Friday 10 September 2021

Loving someone

 

Subject: Loving someone

Love is like an aphrodisiac, it's chemistry at its most deceiving, it often plays us for a fool. There's nothing rational about love, it's ephemeral , transitory, it ebbs and flows, its of the mind and has little rational basis. It often binds us in a vicelike grip making us do crazy things in the postponement of sensibility. I'm not speaking of a mother's love for her child, that deep unfathomable maternal connection or a fathers love for his children but I'm speaking of an attraction towards someone else for reasons which are hard to define. I'm also speaking of a gender based love since my love for another man would for me be philosophical, not physical. So it has to be a girl and she can't be a member of my own immediate family.  Lust can play a part but it's transitory and short lived, so we exclude that as deviant. What is it in that attraction for a woman where a thousand girls wouldn't cause a ripple and yet the one becomes fascinating.
What is this fascination is it their looks, of course yes but it's much more than that, is it their posture the way they hold themselves as they go about their business, is it their vigour or singleminded persona, is it the way they speak, their accent, what they say. Is it that unfathomable cross current of emotion, like a zephyr which strikes your antenna.

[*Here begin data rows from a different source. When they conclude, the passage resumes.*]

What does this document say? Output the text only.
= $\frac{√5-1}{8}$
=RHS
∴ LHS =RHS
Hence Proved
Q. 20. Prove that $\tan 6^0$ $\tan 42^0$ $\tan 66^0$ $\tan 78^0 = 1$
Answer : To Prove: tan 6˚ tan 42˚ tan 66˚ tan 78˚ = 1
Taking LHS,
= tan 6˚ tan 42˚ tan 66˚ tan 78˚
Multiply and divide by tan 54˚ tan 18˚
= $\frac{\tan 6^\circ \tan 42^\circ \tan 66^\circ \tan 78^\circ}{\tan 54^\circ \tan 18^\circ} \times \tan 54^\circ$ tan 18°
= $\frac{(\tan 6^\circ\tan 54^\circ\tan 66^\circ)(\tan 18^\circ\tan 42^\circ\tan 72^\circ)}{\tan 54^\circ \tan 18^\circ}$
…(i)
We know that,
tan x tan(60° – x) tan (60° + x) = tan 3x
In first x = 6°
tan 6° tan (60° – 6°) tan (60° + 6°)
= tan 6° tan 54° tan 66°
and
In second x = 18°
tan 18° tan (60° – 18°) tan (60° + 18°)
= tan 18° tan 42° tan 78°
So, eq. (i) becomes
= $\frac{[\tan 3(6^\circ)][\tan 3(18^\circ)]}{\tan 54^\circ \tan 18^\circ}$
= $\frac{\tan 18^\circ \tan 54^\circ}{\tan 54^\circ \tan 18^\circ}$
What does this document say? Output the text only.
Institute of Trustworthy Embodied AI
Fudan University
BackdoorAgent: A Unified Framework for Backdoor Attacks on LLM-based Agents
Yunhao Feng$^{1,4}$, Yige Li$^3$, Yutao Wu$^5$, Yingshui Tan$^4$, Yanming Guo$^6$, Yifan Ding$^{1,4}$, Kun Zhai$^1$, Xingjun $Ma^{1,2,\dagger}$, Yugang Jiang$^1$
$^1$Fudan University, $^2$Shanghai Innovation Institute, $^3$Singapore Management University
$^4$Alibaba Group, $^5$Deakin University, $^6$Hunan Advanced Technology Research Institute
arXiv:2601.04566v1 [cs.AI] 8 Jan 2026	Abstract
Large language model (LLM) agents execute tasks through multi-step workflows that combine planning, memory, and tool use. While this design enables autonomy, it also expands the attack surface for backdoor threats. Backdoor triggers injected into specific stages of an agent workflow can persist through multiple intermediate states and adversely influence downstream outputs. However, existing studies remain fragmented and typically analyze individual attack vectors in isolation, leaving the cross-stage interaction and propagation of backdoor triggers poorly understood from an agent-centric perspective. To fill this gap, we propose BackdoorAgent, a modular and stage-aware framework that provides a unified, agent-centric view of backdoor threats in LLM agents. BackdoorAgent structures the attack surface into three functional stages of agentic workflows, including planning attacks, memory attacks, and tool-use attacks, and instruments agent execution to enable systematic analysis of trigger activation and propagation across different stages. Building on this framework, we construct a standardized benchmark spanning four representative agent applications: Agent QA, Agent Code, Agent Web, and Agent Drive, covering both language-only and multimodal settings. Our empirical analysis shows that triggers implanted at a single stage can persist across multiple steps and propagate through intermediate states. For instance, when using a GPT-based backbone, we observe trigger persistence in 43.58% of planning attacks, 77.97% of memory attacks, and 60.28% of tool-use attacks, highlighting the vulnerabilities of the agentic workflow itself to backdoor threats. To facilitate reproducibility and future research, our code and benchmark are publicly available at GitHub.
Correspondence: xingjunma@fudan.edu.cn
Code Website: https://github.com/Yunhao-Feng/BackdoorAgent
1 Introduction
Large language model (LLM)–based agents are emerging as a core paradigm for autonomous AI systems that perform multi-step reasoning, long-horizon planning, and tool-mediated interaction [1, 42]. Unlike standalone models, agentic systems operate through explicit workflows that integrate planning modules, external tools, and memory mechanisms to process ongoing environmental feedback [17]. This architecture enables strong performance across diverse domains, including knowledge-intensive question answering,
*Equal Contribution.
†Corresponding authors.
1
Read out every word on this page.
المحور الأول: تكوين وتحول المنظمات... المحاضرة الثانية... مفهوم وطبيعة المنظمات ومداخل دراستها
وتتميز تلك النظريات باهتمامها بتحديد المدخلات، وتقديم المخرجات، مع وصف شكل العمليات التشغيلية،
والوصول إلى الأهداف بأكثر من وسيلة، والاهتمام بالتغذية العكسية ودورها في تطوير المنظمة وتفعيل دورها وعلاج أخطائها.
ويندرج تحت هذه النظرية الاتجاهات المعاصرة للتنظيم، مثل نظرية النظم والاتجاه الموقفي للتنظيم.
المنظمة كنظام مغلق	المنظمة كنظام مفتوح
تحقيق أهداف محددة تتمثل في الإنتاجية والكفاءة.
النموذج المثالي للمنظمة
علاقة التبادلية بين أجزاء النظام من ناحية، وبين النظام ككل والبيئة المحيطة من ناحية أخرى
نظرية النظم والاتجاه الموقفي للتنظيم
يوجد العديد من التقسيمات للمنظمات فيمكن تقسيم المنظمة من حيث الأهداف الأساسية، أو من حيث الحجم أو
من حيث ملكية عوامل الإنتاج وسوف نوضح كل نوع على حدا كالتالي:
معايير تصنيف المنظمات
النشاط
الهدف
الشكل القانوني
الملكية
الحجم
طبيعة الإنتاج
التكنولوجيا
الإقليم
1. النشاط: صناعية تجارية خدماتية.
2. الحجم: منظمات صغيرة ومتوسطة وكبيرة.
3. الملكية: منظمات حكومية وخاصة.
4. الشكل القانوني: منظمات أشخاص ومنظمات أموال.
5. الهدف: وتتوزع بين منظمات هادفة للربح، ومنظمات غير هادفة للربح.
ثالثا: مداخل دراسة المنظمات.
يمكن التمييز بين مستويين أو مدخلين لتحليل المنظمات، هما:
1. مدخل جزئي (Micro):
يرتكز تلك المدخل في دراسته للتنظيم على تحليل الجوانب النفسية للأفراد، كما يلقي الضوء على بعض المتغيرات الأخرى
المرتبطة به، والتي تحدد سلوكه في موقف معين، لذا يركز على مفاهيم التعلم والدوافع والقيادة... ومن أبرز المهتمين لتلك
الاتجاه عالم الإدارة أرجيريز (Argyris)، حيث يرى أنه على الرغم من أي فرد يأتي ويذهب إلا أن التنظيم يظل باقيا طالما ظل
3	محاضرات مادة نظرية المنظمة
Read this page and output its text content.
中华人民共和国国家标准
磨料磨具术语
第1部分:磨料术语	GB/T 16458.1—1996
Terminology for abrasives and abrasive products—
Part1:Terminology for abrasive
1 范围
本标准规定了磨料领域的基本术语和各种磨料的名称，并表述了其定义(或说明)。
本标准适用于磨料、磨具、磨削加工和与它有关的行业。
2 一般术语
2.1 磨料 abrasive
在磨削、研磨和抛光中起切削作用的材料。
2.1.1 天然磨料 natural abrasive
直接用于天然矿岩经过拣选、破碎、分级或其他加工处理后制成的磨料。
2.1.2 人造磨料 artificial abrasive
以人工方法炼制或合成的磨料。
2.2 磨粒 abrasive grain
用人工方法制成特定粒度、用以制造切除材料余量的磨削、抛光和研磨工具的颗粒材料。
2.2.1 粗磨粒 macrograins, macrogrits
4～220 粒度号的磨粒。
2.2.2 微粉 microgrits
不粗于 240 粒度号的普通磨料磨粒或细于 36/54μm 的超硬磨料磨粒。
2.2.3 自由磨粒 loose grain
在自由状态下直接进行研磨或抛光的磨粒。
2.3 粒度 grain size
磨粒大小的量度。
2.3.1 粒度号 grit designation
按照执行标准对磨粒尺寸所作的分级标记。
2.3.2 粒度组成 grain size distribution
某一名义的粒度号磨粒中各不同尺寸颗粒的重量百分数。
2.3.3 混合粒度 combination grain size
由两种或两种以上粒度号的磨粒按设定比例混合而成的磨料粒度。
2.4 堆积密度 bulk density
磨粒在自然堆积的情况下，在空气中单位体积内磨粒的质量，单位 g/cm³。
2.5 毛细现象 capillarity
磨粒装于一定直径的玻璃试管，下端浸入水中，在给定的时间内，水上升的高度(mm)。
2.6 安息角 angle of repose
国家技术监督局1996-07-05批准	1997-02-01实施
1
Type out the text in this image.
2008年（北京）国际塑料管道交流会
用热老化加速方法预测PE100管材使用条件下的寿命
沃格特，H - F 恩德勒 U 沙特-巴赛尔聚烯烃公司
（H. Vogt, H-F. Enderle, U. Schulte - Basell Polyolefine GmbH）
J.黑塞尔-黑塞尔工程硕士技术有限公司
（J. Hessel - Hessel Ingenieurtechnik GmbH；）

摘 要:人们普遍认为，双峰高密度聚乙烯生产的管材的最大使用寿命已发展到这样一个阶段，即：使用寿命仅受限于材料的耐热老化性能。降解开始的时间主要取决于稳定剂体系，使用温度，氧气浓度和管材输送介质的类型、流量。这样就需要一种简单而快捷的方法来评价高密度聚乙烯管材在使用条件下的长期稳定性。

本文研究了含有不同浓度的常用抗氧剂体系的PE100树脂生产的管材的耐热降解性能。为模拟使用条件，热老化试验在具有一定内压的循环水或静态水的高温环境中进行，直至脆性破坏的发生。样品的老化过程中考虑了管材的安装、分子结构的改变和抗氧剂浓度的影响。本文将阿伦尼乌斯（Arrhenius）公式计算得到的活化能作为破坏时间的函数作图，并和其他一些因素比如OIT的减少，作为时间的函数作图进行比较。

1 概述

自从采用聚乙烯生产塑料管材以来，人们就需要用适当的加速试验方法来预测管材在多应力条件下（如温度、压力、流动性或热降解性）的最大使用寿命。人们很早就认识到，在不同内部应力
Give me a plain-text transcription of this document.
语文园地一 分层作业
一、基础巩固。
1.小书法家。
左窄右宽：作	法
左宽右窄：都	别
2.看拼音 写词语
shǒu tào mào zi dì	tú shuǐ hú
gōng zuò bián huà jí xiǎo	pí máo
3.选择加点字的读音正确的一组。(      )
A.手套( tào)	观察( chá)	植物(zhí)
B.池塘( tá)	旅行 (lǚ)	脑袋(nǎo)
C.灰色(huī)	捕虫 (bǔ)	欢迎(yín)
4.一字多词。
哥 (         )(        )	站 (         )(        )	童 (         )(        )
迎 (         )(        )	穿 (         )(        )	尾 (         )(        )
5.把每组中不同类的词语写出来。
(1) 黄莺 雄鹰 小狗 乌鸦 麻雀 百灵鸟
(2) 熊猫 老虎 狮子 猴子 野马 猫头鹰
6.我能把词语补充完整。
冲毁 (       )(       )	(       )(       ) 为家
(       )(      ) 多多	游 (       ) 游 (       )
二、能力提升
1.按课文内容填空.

It doesn't happen often but when it does you are beguiled like a sailboat caught in a sudden draught of wind, unstable and off course.
We do crazy things when our minds are turned but especially love as we play with its consequences. Our normal progressive step by step assumptions are blown away as you risk everything on the pitch and toss of reciprocation.  I remember having left my love standing on the quayside in Sydney to sail home on a promise to see my parents only to receive a Dear John letter not long after landing in Blighty. A normal rational human being would have bided their time but no, some sort of madness unfurled in my brain and it demanded flying half way around the world to have the truth, which was staring me in the face, spelt out to me, that she had moved on.
In the film Mrs Wilson, based on a true life story an army officer who worked for military intelligence and lived a cloak and dagger existence in the work he did, also lived cloak and dagger in his personal life having three clandestine marriages and supporting a charade of the loving husband and father to all three families. On his death the truth slowly reveals itself and the women try to make sense of their lives living with a multiple adulterer. The story is further muddied by his working for Intelligence and they, knowing of the deceit were fully complicit happy for it to be hidden behind the Official Secrets Act.
It's a story of a man's love acted out in three families and the ghastly truth that his definition of love was so different from theirs, he role played the loving husband in the knowledge that as far as he was concerned, no wrong was done and the provision of a home for each, plus with a complicated division of his time, his marital responsibilities were complete having fathered sons to all three  and his responsibilities to them were met by being their loving but partly absent father. So in this bewitched state he planned his life, to have children and make commitments "till death do us part". His love survived in all of them as they remembered the time he spent with them fondly and it was only when the charade was revealed on his death that hurt and recrimination surfaced.
Love then in a monogamous life is both a force and sometimes the cause of so much unhappiness. In it we continue to strike out, time and again basing our decisions on ephemeral  things rather than by plotting a course, step by step on a reality which only others see.
The Muslim practice of arranged manages is perhaps a better way of consummating our desire based on the practicality adage, "the family knows best", instead of the firework show and bright lights which, only when dimmed reveal the true nature of the affair.